While I listen, I want to try to convey a thought/feeling that I fear will seem trivial, because many will say, “duh”, and because it’s somewhat simplistic I’ll try anyway. Imagine that governments truly embrace a serious shift from our current climate trajectory, by establishing regulations, investing in solutions, creating funds that will allow less developed countries to transition, etc. A nice thought, right. Here’s a question. Would we then have the capacity to implement such change, not just in terms of low carbon energy, nature-based climate solutions (e.g., better agriculture and forestry, indigenous land management), etc. but also in a way that promotes true global climate justice?
I think so. We have a long way to go, but on display at COP26 are hundreds, thousands of emerging solutions to energy efficiency, low carbon energy generation, and on and on. Equally heartening are efforts at finally valuing what local and indigenous communities have been doing for millennia, listening to youth voices, recognizing the human rights dimensions of climate change, and on and on. Again, we have a very, very long way to go, and much (but not all) of the messaging from developed countries and corporations seems to be more slogan than reality. On view here is only a beginning. I make this argument to emphasize a point. The chief impediment to big progress on climate change is international governmental change.

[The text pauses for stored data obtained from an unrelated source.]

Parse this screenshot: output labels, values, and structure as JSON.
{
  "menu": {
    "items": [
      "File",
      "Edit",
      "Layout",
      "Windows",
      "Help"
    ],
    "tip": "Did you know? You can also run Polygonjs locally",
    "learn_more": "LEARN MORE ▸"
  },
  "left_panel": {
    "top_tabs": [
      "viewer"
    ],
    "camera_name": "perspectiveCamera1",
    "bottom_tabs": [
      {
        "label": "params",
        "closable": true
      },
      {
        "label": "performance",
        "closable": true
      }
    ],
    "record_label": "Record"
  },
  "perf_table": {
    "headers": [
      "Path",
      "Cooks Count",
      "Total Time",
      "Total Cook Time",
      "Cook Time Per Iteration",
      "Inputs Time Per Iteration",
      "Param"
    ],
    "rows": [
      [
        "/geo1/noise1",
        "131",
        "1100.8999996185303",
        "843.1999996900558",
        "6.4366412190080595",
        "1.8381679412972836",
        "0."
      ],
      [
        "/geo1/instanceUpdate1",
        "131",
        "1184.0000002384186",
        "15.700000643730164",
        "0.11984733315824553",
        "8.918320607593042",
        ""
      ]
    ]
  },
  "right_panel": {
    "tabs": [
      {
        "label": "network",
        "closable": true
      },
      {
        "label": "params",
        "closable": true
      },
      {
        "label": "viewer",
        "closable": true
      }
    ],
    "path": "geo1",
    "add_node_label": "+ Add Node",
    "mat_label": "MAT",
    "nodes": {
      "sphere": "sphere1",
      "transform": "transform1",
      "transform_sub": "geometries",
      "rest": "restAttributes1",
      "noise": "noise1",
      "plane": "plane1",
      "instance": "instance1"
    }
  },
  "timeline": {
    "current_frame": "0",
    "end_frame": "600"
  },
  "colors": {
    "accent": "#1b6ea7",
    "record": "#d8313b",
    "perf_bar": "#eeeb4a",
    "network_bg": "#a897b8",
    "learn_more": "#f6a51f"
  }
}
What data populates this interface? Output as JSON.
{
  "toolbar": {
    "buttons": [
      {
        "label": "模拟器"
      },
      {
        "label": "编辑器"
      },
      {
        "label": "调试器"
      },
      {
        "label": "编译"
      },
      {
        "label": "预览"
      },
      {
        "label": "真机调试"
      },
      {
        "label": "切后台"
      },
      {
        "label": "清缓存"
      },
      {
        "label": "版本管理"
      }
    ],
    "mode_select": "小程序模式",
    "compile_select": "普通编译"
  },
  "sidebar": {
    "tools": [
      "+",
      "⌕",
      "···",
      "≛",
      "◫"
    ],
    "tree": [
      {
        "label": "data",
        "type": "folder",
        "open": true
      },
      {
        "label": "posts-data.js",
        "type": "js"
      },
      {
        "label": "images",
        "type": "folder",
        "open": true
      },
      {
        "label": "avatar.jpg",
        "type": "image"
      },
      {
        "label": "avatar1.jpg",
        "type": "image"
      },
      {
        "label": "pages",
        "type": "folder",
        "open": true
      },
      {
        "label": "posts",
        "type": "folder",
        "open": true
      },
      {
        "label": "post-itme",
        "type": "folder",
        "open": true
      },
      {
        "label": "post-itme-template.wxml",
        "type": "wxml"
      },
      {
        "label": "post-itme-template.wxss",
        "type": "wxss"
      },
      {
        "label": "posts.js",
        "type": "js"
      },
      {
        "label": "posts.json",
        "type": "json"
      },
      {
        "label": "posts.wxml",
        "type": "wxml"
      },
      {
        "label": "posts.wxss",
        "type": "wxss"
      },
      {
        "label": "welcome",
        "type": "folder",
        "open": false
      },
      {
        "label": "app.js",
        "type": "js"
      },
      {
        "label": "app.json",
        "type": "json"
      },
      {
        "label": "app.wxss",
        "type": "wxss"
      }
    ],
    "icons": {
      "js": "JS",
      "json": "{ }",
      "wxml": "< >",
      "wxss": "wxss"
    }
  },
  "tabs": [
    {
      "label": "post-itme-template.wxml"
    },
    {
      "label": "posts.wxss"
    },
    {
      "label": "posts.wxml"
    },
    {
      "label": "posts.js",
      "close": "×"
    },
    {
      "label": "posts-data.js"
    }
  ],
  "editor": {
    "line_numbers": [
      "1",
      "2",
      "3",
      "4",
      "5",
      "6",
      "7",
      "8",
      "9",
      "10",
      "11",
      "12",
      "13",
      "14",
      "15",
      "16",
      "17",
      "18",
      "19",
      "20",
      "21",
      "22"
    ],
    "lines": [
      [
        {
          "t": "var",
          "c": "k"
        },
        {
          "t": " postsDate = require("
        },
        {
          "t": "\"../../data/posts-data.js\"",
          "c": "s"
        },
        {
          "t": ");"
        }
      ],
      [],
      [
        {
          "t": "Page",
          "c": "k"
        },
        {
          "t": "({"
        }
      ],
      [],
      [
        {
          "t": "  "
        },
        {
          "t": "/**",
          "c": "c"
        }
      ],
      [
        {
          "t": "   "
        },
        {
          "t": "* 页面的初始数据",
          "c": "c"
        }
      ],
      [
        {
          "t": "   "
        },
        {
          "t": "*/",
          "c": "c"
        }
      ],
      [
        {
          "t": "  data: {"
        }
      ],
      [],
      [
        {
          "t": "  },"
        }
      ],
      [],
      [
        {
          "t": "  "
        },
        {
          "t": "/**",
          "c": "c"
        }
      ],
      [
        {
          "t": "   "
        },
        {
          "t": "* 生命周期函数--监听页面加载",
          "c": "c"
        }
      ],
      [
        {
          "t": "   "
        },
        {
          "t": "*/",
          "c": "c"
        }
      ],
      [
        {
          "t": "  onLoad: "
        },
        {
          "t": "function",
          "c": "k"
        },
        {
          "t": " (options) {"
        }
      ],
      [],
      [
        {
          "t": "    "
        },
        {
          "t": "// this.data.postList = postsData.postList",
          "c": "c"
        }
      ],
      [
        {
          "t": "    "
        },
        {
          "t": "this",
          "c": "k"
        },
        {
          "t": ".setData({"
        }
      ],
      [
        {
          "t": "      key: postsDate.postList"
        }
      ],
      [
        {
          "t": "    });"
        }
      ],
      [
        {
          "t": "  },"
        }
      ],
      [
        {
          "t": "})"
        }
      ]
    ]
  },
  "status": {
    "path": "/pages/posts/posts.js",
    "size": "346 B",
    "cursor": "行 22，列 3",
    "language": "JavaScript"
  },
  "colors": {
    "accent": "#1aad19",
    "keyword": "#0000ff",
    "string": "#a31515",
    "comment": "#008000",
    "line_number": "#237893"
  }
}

Wow! Al Gore is searing the World Bank and global development organizations! Huge applause. Gore is arguing that we can’t solve this one country at a time, one problem at a time. By the way, he just told us that Norway just changed its schedule for no more fossil fuel vehicles from 2030 to 2022. He’s talked for more than an hour! The latter part of his presentation focuses on solutions that are already underway and how much these could be amplified by international agreements. I like that he is NOT missing the role of inequality within and among countries on the threat of climate change and how crucial it is to address climate justice in lockstep with climate solutions.